- Episode no.: Season 1 Episode 2
- Directed by: Michael Dinner
- Written by: Michelle Ashford
- Original air date: October 6, 2013
- Running time: 54 minutes

Guest appearances
- Beau Bridges as Scully; Heléne Yorke as Jane Martin; Annaleigh Ashford as Betty DiMello; Brian Howe as Sam; Elizabeth Dennehy; Rae Foster as Dottie; April Parker Jones as Mrs. Katcher; Ruby Lewis as Connie; Nicholle Tom as Maureen; Ellen Wroe as Ginger;

Episode chronology
| ← Previous "Pilot" | Next → "Standard Deviation" |
- Masters of Sex (season 1)

= Race to Space (Masters of Sex) =

"Race to Space" is the second episode of the first season of the American period drama television series Masters of Sex. It aired on October 6, 2013 in the United States on Showtime.

==Plot==
While getting her children ready for school, Virginia Johnson (Lizzy Caplan) considers how she will tell William Masters (Michael Sheen) that she has declined his proposal that they have sex with each other for their study from the previous episode. When she arrives at work, Bill tells her that Scully (Beau Bridges) has canceled their research because they were studying couples. Bill berates her for sleeping with Ethan Haas (Nicholas D'Agosto), as he assumes it was Haas who told Scully, and fires her. Virginia then receives a call that her son has been suspended from school for spitting on his teacher.

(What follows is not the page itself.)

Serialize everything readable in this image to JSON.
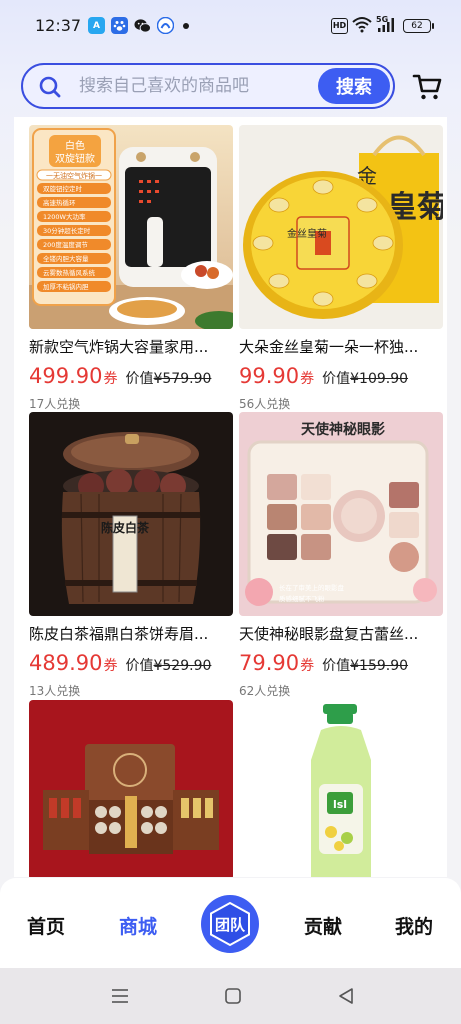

Bill moves the study to a brothel, with the help of Betty (Annaleigh Ashford), and compensates the participating prostitutes with double their regular salary. Betty asks him for a job at the hospital and she is hired as a receptionist. Virginia begs Bill for her job back, but he is unresponsive. Dr. Langham (Teddy Sears) and Jane (Heléne Yorke) learn that the study has been canceled in the hospital, which disappoints Jane, who felt that she was a part of something important. Langham suggests they continue to sleep together regardless.

At the brothel, Bill instructs the prostitutes on how the study will be conducted, but he is interrupted by police officers, who arrest him and the girls. Later, when his wife Libby (Caitlin FitzGerald) drives him home, he tries to explain that he was doing work at the brothel. Meanwhile, Ethan sleeps with a nurse and tries to convince her to perform oral sex on him like Virginia did, but she is uncomfortable with it and he drives her home. Virginia puts her son to bed, and he asks her to read the last issue of a Race to Space comic with him, but she has to work. She goes to the brothel, where she convinces some reluctant girls to take part in the study, stating that they know more about sex than anyone.

Betty asks Bill to reverse her tubal ligation, which Bill strongly declines to do. He asks Virginia to speak with her, in the hope that she will change Betty's mind. Libby asks Bill if he likes watching people have sex at work and volunteers to masturbate in front of him, which makes him uncomfortable, and he asks her to stop. The next morning, she convinces him to bring back Ethan as her doctor. In his office, Bill imagines Virginia accepting his request. Virginia speaks to Betty about her request to Bill, and Betty tells her that she met a wealthy man who’d like to marry her. Virginia asks Bill to consider performing the procedure. She tells him that he needs her for the study, and asks if she’s rehired, to which Bill tells her that she has her job tomorrow, but after that, he is uncertain. Inside, Virginia’s babysitter tells her that she and Virginia’s son read the Race to Space comic, upsetting her. In the final scene, Virginia reads the comic alone.

==Production==
The episode was written by series creator Michelle Ashford and directed by Michael Dinner.

==Reception==
In its original American broadcast, "Race to Space" was seen by an estimated 1.09 million viewers. "Race to Space" grew an overall nine percent from the pilot episode.

Sonia Saraiya of The A.V. Club gave the episode a B+ grade, commenting "...the show is still wickedly funny and awkward and touching in ways that feel thrilling and unexpected. This episode is a necessary step for even a great show. Let’s see how it pays off." Alan Sepinwall of HitFix called "Race to Space" a "very impressive second episode."